Prix du Public
Présenté au dernier festival de Locarno, The Fourth Portrait est le second long métrage du Taïwanais Chung Mong-Hong, après Parking en 2008. Suite à la mort de son père, Xiang, 10 ans, va vivre avec sa mère qu’il connaît à peine, et son beau père. En plus du deuil, l’enfant est confronté à la froideur de sa famille qui l’accueille à contre cœur. L’argent manque, la mère travaille dans un club, le beau père dans un marché de nuit. Aucune tendresse ici, ni entre le couple, ni envers Xiang. Livré à lui-même, le petit se lie d’amitié avec un jeune voyou et avec le vieux gardien de son ancienne école. Il se réfugie aussi dans le dessin, quatre de ses compositions introduisant les quatre chapitres dont est composé le film.
Comme dans Parking, ce qui semble intéresser Chung Mong Hong est davantage le portrait de personnages que la trame dans laquelle ils s’inscrivent. Ces portraits sont plutôt réussis. Celui de la mère surtout, interprétée par Hao Lei (Une jeunesse chinoise), dont on épouse le désespoir. Dans une scène assez poignante, convoquée par l’institutrice de Xiang, elle se laisse aller à raconter son douloureux passé, à exprimer une souffrance qui provoque l’empathie de son interlocutrice comme celle du spectateur. La mère est chinoise, elle fait partie de ces immigrés qui, pensant accéder à une vie meilleure à Taipei, n’ont rencontré que la précarité. Ce qui la torture, surtout, est la disparition de son fils ainé, le frère de Xiang, qu’elle avait pris avec elle en quittant le cocon familial. De ce frère, Xiang se met à rêver régulièrement. Voulant savoir ce qu’il est devenu, il interroge.
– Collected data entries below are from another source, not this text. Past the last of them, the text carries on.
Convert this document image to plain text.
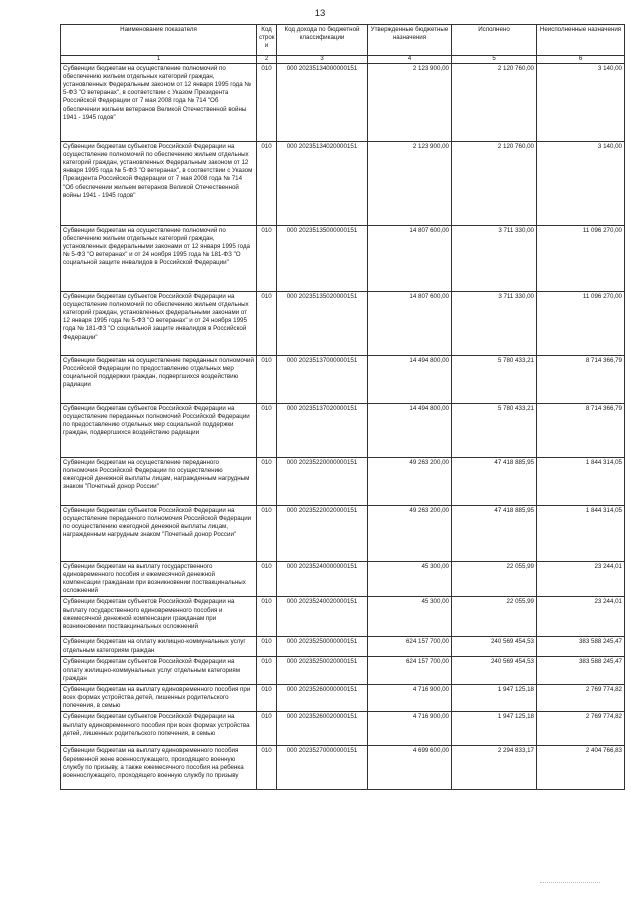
13
Наименование показателя	Код строк и	Код дохода по бюджетной классификации	Утвержденные бюджетные назначения	Исполнено	Неисполненные назначения
1	2	3	4	5	6
Субвенции бюджетам на осуществление полномочий по обеспечению жильем отдельных категорий граждан, установленных Федеральным законом от 12 января 1995 года № 5-ФЗ "О ветеранах", в соответствии с Указом Президента Российской Федерации от 7 мая 2008 года № 714 "Об обеспечении жильем ветеранов Великой Отечественной войны 1941 - 1945 годов"	010	000 20235134000000151	2 123 900,00	2 120 760,00	3 140,00
Субвенции бюджетам субъектов Российской Федерации на осуществление полномочий по обеспечению жильем отдельных категорий граждан, установленных Федеральным законом от 12 января 1995 года № 5-ФЗ "О ветеранах", в соответствии с Указом Президента Российской Федерации от 7 мая 2008 года № 714 "Об обеспечении жильем ветеранов Великой Отечественной войны 1941 - 1945 годов"	010	000 20235134020000151	2 123 900,00	2 120 760,00	3 140,00
Субвенции бюджетам на осуществление полномочий по обеспечению жильем отдельных категорий граждан, установленных федеральными законами от 12 января 1995 года № 5-ФЗ "О ветеранах" и от 24 ноября 1995 года № 181-ФЗ "О социальной защите инвалидов в Российской Федерации"	010	000 20235135000000151	14 807 600,00	3 711 330,00	11 096 270,00
Субвенции бюджетам субъектов Российской Федерации на осуществление полномочий по обеспечению жильем отдельных категорий граждан, установленных федеральными законами от 12 января 1995 года № 5-ФЗ "О ветеранах" и от 24 ноября 1995 года № 181-ФЗ "О социальной защите инвалидов в Российской Федерации"	010	000 20235135020000151	14 807 600,00	3 711 330,00	11 096 270,00
Субвенции бюджетам на осуществление переданных полномочий Российской Федерации по предоставлению отдельных мер социальной поддержки граждан, подвергшихся воздействию радиации	010	000 20235137000000151	14 494 800,00	5 780 433,21	8 714 366,79
Субвенции бюджетам субъектов Российской Федерации на осуществление переданных полномочий Российской Федерации по предоставлению отдельных мер социальной поддержки граждан, подвергшихся воздействию радиации	010	000 20235137020000151	14 494 800,00	5 780 433,21	8 714 366,79
Субвенции бюджетам на осуществление переданного полномочия Российской Федерации по осуществлению ежегодной денежной выплаты лицам, награжденным нагрудным знаком "Почетный донор России"	010	000 20235220000000151	49 263 200,00	47 418 885,95	1 844 314,05
Субвенции бюджетам субъектов Российской Федерации на осуществление переданного полномочия Российской Федерации по осуществлению ежегодной денежной выплаты лицам, награжденным нагрудным знаком "Почетный донор России"	010	000 20235220020000151	49 263 200,00	47 418 885,95	1 844 314,05
Субвенции бюджетам на выплату государственного единовременного пособия и ежемесячной денежной компенсации гражданам при возникновении поствакцинальных осложнений	010	000 20235240000000151	45 300,00	22 055,99	23 244,01
Субвенции бюджетам субъектов Российской Федерации на выплату государственного единовременного пособия и ежемесячной денежной компенсации гражданам при возникновении поствакцинальных осложнений	010	000 20235240020000151	45 300,00	22 055,99	23 244,01
Субвенции бюджетам на оплату жилищно-коммунальных услуг отдельным категориям граждан	010	000 20235250000000151	624 157 700,00	240 569 454,53	383 588 245,47
Субвенции бюджетам субъектов Российской Федерации на оплату жилищно-коммунальных услуг отдельным категориям граждан	010	000 20235250020000151	624 157 700,00	240 569 454,53	383 588 245,47
Субвенции бюджетам на выплату единовременного пособия при всех формах устройства детей, лишенных родительского попечения, в семью	010	000 20235260000000151	4 716 900,00	1 947 125,18	2 769 774,82
Субвенции бюджетам субъектов Российской Федерации на выплату единовременного пособия при всех формах устройства детей, лишенных родительского попечения, в семью	010	000 20235260020000151	4 716 900,00	1 947 125,18	2 769 774,82
Субвенции бюджетам на выплату единовременного пособия беременной жене военнослужащего, проходящего военную службу по призыву, а также ежемесячного пособия на ребенка военнослужащего, проходящего военную службу по призыву	010	000 20235270000000151	4 699 600,00	2 294 833,17	2 404 766,83
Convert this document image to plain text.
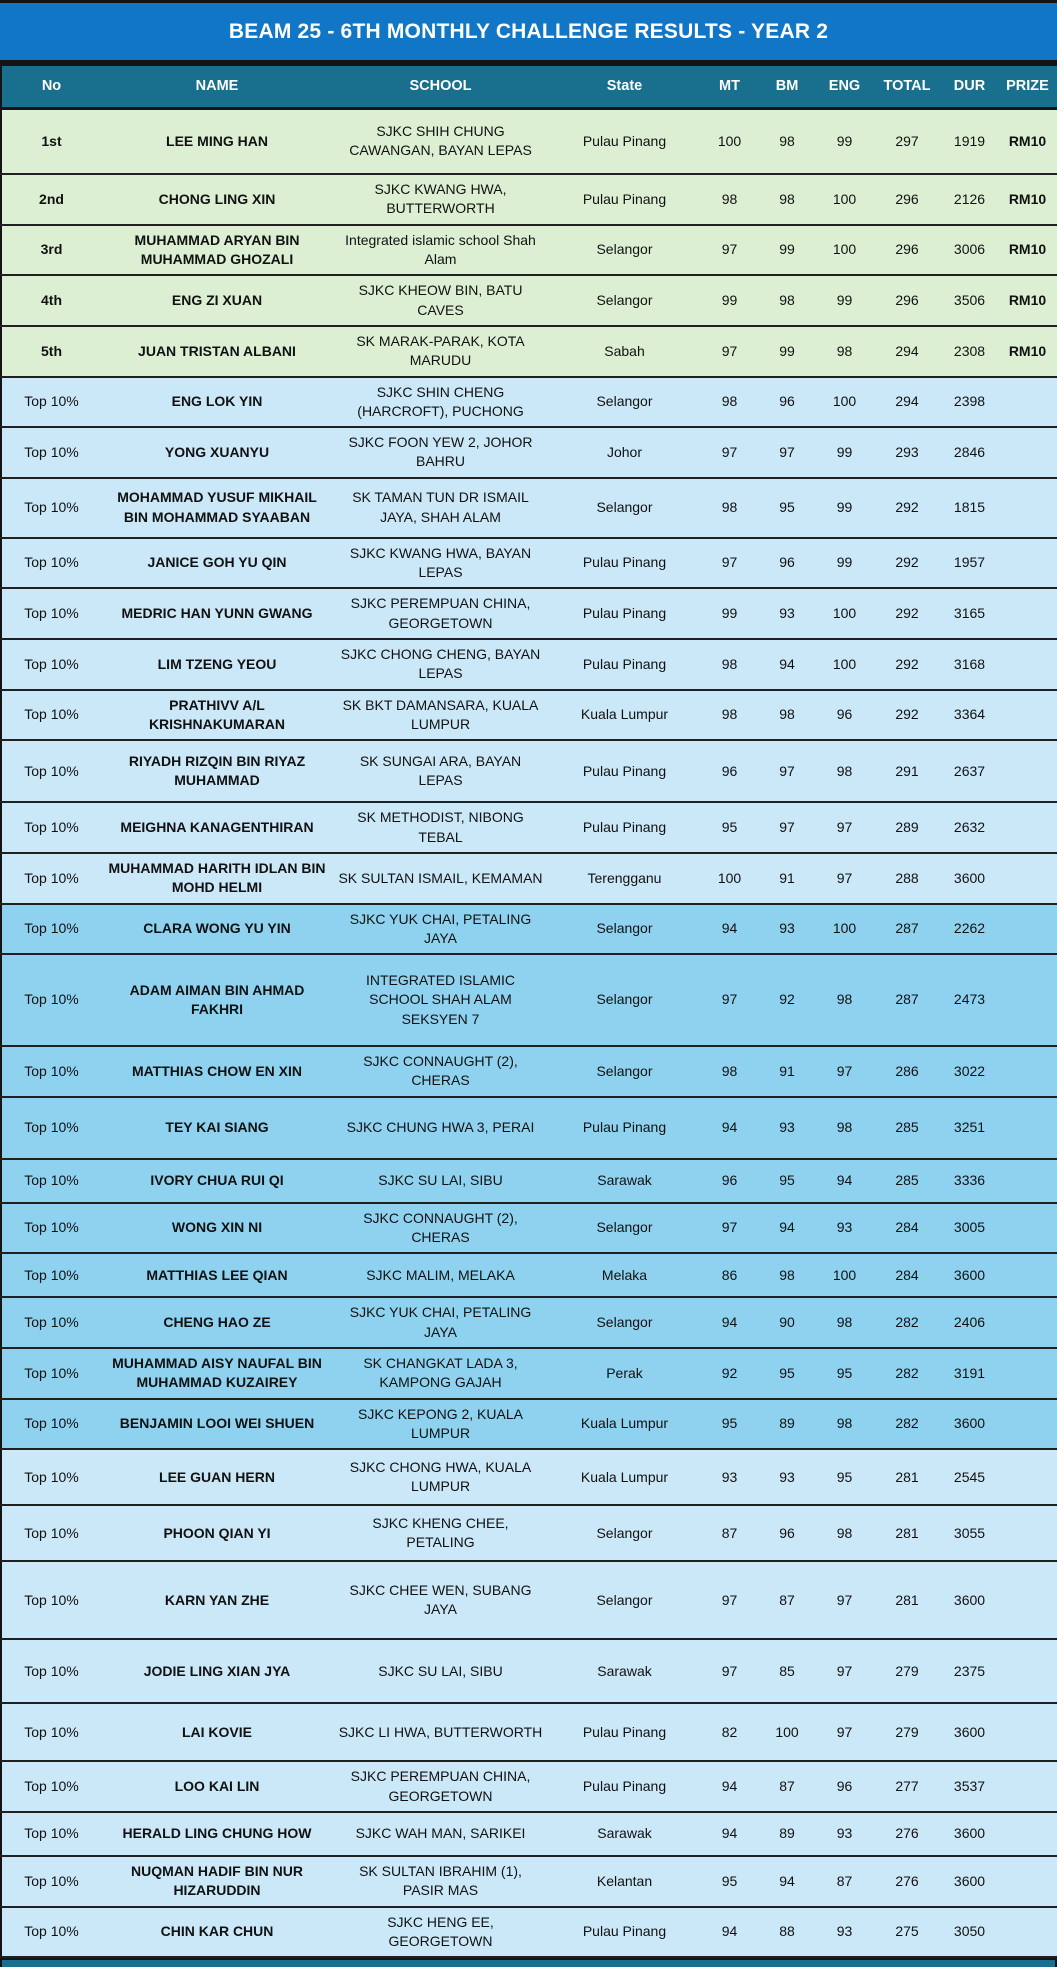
BEAM 25 - 6TH MONTHLY CHALLENGE RESULTS - YEAR 2
No	NAME	SCHOOL	State	MT	BM	ENG	TOTAL	DUR	PRIZE
1st	LEE MING HAN	SJKC SHIH CHUNG CAWANGAN, BAYAN LEPAS	Pulau Pinang	100	98	99	297	1919	RM10
2nd	CHONG LING XIN	SJKC KWANG HWA, BUTTERWORTH	Pulau Pinang	98	98	100	296	2126	RM10
3rd	MUHAMMAD ARYAN BIN MUHAMMAD GHOZALI	Integrated islamic school Shah Alam	Selangor	97	99	100	296	3006	RM10
4th	ENG ZI XUAN	SJKC KHEOW BIN, BATU CAVES	Selangor	99	98	99	296	3506	RM10
5th	JUAN TRISTAN ALBANI	SK MARAK-PARAK, KOTA MARUDU	Sabah	97	99	98	294	2308	RM10
Top 10%	ENG LOK YIN	SJKC SHIN CHENG (HARCROFT), PUCHONG	Selangor	98	96	100	294	2398	
Top 10%	YONG XUANYU	SJKC FOON YEW 2, JOHOR BAHRU	Johor	97	97	99	293	2846	
Top 10%	MOHAMMAD YUSUF MIKHAIL BIN MOHAMMAD SYAABAN	SK TAMAN TUN DR ISMAIL JAYA, SHAH ALAM	Selangor	98	95	99	292	1815	
Top 10%	JANICE GOH YU QIN	SJKC KWANG HWA, BAYAN LEPAS	Pulau Pinang	97	96	99	292	1957	
Top 10%	MEDRIC HAN YUNN GWANG	SJKC PEREMPUAN CHINA, GEORGETOWN	Pulau Pinang	99	93	100	292	3165	
Top 10%	LIM TZENG YEOU	SJKC CHONG CHENG, BAYAN LEPAS	Pulau Pinang	98	94	100	292	3168	
Top 10%	PRATHIVV A/L KRISHNAKUMARAN	SK BKT DAMANSARA, KUALA LUMPUR	Kuala Lumpur	98	98	96	292	3364	
Top 10%	RIYADH RIZQIN BIN RIYAZ MUHAMMAD	SK SUNGAI ARA, BAYAN LEPAS	Pulau Pinang	96	97	98	291	2637	
Top 10%	MEIGHNA KANAGENTHIRAN	SK METHODIST, NIBONG TEBAL	Pulau Pinang	95	97	97	289	2632	
Top 10%	MUHAMMAD HARITH IDLAN BIN MOHD HELMI	SK SULTAN ISMAIL, KEMAMAN	Terengganu	100	91	97	288	3600	
Top 10%	CLARA WONG YU YIN	SJKC YUK CHAI, PETALING JAYA	Selangor	94	93	100	287	2262	
Top 10%	ADAM AIMAN BIN AHMAD FAKHRI	INTEGRATED ISLAMIC SCHOOL SHAH ALAM SEKSYEN 7	Selangor	97	92	98	287	2473	
Top 10%	MATTHIAS CHOW EN XIN	SJKC CONNAUGHT (2), CHERAS	Selangor	98	91	97	286	3022	
Top 10%	TEY KAI SIANG	SJKC CHUNG HWA 3, PERAI	Pulau Pinang	94	93	98	285	3251	
Top 10%	IVORY CHUA RUI QI	SJKC SU LAI, SIBU	Sarawak	96	95	94	285	3336	
Top 10%	WONG XIN NI	SJKC CONNAUGHT (2), CHERAS	Selangor	97	94	93	284	3005	
Top 10%	MATTHIAS LEE QIAN	SJKC MALIM, MELAKA	Melaka	86	98	100	284	3600	
Top 10%	CHENG HAO ZE	SJKC YUK CHAI, PETALING JAYA	Selangor	94	90	98	282	2406	
Top 10%	MUHAMMAD AISY NAUFAL BIN MUHAMMAD KUZAIREY	SK CHANGKAT LADA 3, KAMPONG GAJAH	Perak	92	95	95	282	3191	
Top 10%	BENJAMIN LOOI WEI SHUEN	SJKC KEPONG 2, KUALA LUMPUR	Kuala Lumpur	95	89	98	282	3600	
Top 10%	LEE GUAN HERN	SJKC CHONG HWA, KUALA LUMPUR	Kuala Lumpur	93	93	95	281	2545	
Top 10%	PHOON QIAN YI	SJKC KHENG CHEE, PETALING	Selangor	87	96	98	281	3055	
Top 10%	KARN YAN ZHE	SJKC CHEE WEN, SUBANG JAYA	Selangor	97	87	97	281	3600	
Top 10%	JODIE LING XIAN JYA	SJKC SU LAI, SIBU	Sarawak	97	85	97	279	2375	
Top 10%	LAI KOVIE	SJKC LI HWA, BUTTERWORTH	Pulau Pinang	82	100	97	279	3600	
Top 10%	LOO KAI LIN	SJKC PEREMPUAN CHINA, GEORGETOWN	Pulau Pinang	94	87	96	277	3537	
Top 10%	HERALD LING CHUNG HOW	SJKC WAH MAN, SARIKEI	Sarawak	94	89	93	276	3600	
Top 10%	NUQMAN HADIF BIN NUR HIZARUDDIN	SK SULTAN IBRAHIM (1), PASIR MAS	Kelantan	95	94	87	276	3600	
Top 10%	CHIN KAR CHUN	SJKC HENG EE, GEORGETOWN	Pulau Pinang	94	88	93	275	3050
Pour tous les personnages, la présence du disparu devient d’autant plus obsédante qu’ils se refusent à en parler. Acteur populaire et récent réalisateur du beau Je ne peux pas vivre sans toi, Leon Dai, dans le rôle du beau-père, campe un personnage fort, devenu aigri et violent suite à trop de misère. Face au sinistre couple, le vieux gardien d’école, dont la noblesse du visage marque, offre à l’enfant un point d’apaisement, une incitation à la sagesse. Le jeune voyou, lui, tout en convoquant un triste aspect de la société, est vecteur d’humour décomplexé. Si Xiang émeut, il captive moins que ceux qui l’entourent, peut-être parce que nous connaissons trop bien cette figure de l’enfant qui, confrontant sa pureté à un contexte hostile, apprend à regarder le monde. Rappelant en cela Parking, The Fourth Portrait est surtout le tableau de solitudes qui font ce qu’elles peuvent pour survivre dans une société qui peine à leur trouver une place.
Chung Mong Hong prend un évident plaisir à jouer avec les formes et les genres. Il explore ses personnages sous des angles variés, du gros plan mettant en valeur leurs émotions à des plans larges les inscrivant dans un décor souvent rural. Sa caméra tantôt s’immobilise tantôt se dote d’un mouvement autonome, comme pour tester les différentes approches possibles des actes qu’il met en scène. Le cinéaste passe aussi d’un registre à l’autre. The Fourth Portrait oscille entre la fable enfantine, le récit initiatique, le mélodrame, le film de fantôme, le film portrait, la chronique sociale, la comédie (certains passages frôlant un absurde que Parking avait généralisé). La pertinence de ces explorations formelles pose question, on peut se demander quel propos elles servent. L’image léchée, le travail fait sur les lumières, menacent le film d’une certaine artificialité. The Fourth Portrait n’est ni très profond ni très original, mais l’évolution assez subtile de son scénario (notamment en ce qui concerne la relation de la mère et l’enfant), la consistance de ses personnages et la justesse de ses acteurs en font un film tout à fait honorable.